The term in general seems to be unfortunate because the models seem to do more than parroting. LLMs are more like central pattern generators of the nervous systems, able to flexibly create well coordinated patterns when guided appropriately

3 comments

Simulations of Brownian motion are not stochastic though, they are deterministic if you fix their random seed, right?
Stochasticty is mandatory for modeling brownian motion.

Actually transformers do not require ramndomness at all, so not at all

My understanding is the opposite. The entire process results in a "score" over all output tokens, which is then converted into a probability of being picked, using a softmax that takes a temperature as a parameter. With a temperature of zero, the "best" token is always picked, but interestingly enough, that does not give optimal results. So sometimes you want the second or even third best. Thus, a "good" (GPT-like) LLM is intrinsically random.

To put it differently: You can make them deterministic by using a temperature of zero (then the output would be pretty bad and repetitive), or having a "better" temperature and fixing a random seed (then the output would be better, but it would only be deterministic in the same sense as a simulation of Brownian motion with fixed random seed).

https://ai.stackexchange.com/questions/32477/what-is-the-tem...

Section 3.3 in https://www.lesswrong.com/posts/pHPmMGEMYefk9jLeh/llm-basics...

https://writings.stephenwolfram.com/2023/02/what-is-chatgpt-...

So the randomness is not mandatory for the llm to work, it is just boring. This means that as a language model it still performs perfectly well in modeling language. We just give it some random saltyness for fun

I would guess the random step is not even mandatory: there is probably a way to replace randomness with a simplified function and still get interesting text. I can't run a simulation but there is no indication here that good randomness is needed.
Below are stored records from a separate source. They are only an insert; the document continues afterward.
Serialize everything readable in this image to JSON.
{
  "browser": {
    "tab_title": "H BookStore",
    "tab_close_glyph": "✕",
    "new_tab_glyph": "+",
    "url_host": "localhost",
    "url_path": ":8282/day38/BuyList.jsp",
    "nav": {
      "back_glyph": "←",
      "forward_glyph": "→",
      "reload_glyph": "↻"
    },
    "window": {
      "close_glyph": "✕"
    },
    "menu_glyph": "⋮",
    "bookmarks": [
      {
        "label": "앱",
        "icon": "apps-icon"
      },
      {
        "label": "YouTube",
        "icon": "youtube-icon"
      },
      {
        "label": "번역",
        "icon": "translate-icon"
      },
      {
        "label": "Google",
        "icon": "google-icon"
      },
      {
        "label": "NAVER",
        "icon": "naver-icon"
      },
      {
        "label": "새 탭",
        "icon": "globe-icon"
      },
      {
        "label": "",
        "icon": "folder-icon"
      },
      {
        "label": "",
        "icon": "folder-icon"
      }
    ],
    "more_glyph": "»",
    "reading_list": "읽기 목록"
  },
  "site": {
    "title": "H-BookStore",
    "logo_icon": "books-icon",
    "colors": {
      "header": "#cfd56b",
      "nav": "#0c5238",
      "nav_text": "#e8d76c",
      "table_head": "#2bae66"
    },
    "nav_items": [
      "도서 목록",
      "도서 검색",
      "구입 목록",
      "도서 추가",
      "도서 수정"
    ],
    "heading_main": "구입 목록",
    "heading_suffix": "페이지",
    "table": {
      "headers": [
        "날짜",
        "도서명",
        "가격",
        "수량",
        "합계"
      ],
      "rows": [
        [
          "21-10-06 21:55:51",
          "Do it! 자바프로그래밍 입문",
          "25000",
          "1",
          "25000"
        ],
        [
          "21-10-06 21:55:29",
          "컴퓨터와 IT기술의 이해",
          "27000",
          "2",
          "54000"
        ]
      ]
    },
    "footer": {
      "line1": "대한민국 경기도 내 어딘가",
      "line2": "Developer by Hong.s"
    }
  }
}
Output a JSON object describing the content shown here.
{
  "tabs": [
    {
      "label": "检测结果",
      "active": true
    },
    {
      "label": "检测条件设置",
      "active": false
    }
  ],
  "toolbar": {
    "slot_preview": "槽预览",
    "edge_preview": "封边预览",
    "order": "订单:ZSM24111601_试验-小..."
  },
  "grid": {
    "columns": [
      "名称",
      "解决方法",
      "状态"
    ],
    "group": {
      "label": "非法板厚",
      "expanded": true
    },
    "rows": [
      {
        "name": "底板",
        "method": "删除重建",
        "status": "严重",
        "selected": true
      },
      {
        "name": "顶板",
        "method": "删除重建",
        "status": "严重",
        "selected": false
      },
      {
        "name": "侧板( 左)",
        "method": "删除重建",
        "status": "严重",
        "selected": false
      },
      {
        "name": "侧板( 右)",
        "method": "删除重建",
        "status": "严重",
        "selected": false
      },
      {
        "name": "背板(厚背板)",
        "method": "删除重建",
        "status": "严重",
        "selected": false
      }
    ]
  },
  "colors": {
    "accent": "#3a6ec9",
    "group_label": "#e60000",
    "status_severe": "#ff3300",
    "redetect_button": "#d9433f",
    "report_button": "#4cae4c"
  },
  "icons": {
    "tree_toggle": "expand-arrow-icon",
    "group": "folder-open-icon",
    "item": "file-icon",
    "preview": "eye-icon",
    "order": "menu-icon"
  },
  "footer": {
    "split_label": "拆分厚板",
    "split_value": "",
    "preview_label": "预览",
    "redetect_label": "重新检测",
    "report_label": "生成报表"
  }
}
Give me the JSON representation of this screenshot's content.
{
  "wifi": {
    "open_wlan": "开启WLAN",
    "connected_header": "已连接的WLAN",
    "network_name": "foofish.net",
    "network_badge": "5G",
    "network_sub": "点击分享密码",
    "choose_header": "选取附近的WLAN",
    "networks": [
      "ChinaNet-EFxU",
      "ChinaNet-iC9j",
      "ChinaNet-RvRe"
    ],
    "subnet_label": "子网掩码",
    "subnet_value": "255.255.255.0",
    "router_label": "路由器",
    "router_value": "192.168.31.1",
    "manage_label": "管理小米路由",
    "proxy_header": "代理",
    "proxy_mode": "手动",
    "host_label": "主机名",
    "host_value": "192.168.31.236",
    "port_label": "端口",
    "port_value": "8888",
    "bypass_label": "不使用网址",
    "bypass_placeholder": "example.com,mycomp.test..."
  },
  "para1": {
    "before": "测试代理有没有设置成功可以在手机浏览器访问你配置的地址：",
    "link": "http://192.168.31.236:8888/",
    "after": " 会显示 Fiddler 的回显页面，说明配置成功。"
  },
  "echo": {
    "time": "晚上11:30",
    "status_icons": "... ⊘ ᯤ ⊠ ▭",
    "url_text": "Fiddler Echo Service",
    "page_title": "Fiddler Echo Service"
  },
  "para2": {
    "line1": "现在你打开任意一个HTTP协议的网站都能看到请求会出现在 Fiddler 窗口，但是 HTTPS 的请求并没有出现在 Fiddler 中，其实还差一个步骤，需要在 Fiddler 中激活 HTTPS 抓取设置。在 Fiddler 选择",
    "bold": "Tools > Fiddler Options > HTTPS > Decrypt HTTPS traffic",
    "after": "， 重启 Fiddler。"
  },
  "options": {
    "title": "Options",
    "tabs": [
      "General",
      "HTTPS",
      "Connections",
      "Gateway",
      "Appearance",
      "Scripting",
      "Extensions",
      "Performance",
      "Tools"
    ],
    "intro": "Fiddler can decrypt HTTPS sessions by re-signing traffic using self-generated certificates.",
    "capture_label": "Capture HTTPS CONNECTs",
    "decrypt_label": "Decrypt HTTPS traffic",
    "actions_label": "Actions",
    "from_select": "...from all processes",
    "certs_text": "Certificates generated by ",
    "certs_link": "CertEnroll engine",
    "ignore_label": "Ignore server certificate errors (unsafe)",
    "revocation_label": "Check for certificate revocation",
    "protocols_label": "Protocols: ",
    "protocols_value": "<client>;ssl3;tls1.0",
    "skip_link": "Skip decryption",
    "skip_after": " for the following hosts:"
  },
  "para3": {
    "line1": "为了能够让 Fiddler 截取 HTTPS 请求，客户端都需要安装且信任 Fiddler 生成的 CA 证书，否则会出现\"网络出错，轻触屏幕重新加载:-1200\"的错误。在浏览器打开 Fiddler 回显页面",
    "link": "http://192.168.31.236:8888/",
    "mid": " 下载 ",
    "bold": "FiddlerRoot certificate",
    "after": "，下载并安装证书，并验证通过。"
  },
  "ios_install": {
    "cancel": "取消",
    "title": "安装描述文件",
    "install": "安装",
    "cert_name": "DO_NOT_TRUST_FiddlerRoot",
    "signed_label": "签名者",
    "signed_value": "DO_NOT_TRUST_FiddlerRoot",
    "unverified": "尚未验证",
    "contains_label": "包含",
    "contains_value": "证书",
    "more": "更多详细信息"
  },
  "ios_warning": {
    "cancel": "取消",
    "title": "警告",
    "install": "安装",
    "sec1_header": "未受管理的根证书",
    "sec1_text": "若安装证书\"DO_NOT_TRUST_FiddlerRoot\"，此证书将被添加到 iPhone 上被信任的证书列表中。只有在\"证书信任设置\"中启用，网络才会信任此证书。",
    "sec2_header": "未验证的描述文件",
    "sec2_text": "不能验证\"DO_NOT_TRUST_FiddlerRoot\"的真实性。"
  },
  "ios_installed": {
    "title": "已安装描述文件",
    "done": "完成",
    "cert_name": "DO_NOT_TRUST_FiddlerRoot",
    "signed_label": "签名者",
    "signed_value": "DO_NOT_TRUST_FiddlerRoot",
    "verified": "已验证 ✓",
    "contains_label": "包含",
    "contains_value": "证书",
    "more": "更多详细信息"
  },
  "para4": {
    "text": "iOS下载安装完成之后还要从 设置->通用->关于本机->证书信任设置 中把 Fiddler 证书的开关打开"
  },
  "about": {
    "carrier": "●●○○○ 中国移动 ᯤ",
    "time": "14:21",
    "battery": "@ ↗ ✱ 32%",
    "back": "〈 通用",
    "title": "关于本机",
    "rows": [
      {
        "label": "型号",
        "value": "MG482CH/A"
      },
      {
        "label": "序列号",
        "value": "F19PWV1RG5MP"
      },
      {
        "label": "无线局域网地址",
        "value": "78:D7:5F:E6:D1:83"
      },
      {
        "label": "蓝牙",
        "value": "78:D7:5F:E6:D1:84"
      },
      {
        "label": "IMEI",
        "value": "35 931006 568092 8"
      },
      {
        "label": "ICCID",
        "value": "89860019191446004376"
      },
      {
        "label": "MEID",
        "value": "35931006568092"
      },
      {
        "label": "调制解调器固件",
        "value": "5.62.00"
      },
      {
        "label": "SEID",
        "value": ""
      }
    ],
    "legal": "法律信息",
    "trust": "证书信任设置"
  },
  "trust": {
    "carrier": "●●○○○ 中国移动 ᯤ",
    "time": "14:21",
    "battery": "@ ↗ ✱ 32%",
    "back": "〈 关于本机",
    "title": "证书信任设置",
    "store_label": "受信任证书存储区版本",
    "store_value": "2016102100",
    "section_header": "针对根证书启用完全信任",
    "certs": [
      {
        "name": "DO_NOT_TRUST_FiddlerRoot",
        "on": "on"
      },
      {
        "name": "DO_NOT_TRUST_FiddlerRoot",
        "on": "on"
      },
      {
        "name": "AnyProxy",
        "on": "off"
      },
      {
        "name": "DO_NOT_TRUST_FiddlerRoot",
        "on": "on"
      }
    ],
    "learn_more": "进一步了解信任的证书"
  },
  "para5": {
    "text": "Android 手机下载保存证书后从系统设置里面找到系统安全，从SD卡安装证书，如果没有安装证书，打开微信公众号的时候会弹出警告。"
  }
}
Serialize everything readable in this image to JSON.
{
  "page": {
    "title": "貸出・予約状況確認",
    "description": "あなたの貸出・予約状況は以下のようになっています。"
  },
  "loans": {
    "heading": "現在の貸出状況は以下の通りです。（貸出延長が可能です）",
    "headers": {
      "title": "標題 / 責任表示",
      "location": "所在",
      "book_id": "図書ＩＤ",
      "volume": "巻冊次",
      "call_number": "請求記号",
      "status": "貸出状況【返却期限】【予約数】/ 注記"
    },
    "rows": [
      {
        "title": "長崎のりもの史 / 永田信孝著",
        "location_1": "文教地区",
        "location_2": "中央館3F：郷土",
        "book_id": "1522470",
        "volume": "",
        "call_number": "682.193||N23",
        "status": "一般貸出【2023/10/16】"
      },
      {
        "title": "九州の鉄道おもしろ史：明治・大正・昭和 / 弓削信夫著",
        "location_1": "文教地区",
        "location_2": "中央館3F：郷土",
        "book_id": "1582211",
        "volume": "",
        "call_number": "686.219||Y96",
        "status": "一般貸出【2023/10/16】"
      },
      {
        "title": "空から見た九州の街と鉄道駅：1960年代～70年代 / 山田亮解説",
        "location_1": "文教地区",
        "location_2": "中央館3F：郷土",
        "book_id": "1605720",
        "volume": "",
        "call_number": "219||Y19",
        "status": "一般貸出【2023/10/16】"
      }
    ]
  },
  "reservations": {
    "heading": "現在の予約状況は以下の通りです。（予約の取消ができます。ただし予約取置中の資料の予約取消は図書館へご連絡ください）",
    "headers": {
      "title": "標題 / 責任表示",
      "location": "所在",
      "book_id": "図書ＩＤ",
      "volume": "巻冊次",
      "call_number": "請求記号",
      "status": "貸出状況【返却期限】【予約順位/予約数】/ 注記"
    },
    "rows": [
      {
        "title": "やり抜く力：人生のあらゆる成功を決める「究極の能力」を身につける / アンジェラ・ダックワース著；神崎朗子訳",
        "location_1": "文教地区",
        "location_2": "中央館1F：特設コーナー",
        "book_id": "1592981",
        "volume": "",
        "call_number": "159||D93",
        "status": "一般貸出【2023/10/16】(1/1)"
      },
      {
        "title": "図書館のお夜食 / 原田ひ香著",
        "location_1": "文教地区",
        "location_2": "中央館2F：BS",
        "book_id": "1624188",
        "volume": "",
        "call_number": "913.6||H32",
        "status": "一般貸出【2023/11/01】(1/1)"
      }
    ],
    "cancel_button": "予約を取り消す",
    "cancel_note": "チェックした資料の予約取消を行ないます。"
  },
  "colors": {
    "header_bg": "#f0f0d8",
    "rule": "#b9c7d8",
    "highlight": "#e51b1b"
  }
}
Fundamentally the design of the transformer and especially its core which is attention based, does not require randomness, so to call it a stochastic model is a stretch

All LLMs have some random aspects.

Training alone relies hugely on many factors (e.g. initialization of paramters, order of training data, hyper paramters, etc.).

In evaluation (afaik this applies to recent models as well) you pick the continuation based on chance and not always the "best". But evaluation is the result of the training process, so all the randomness from that factors in as well.

They are stochastic in the domain of meaning. Minor syntactic changes to the prompt or changes to the seed can result in substantial* changes to the meaning of the response.

*substantial as in nontrivial, not substantial as in massive

Isn't that rather "unstable" or "poorly conditioned" ?
Sure, I don't think those are mutually exclusive with stochastic. A stable or well-conditioned model may just have an acceptably small standard deviation for the task at hand.
Similar prompts give similar continuations, not wildly diverging, so no
By definition most continuations won't be wildly divergent under a stochastic model because its following a bell curve.
Stochasticty of meaning is not defined. I think it's an unfortunate use of the term

Humans are also like that

Difficulty to define rigorously does not preclude its existence or usefulness as model. The paper addresses how it feels humans are different from LLMs in reference to meaning.
Still sounds like a nonsense term. What would be non-stochasticity of meaning?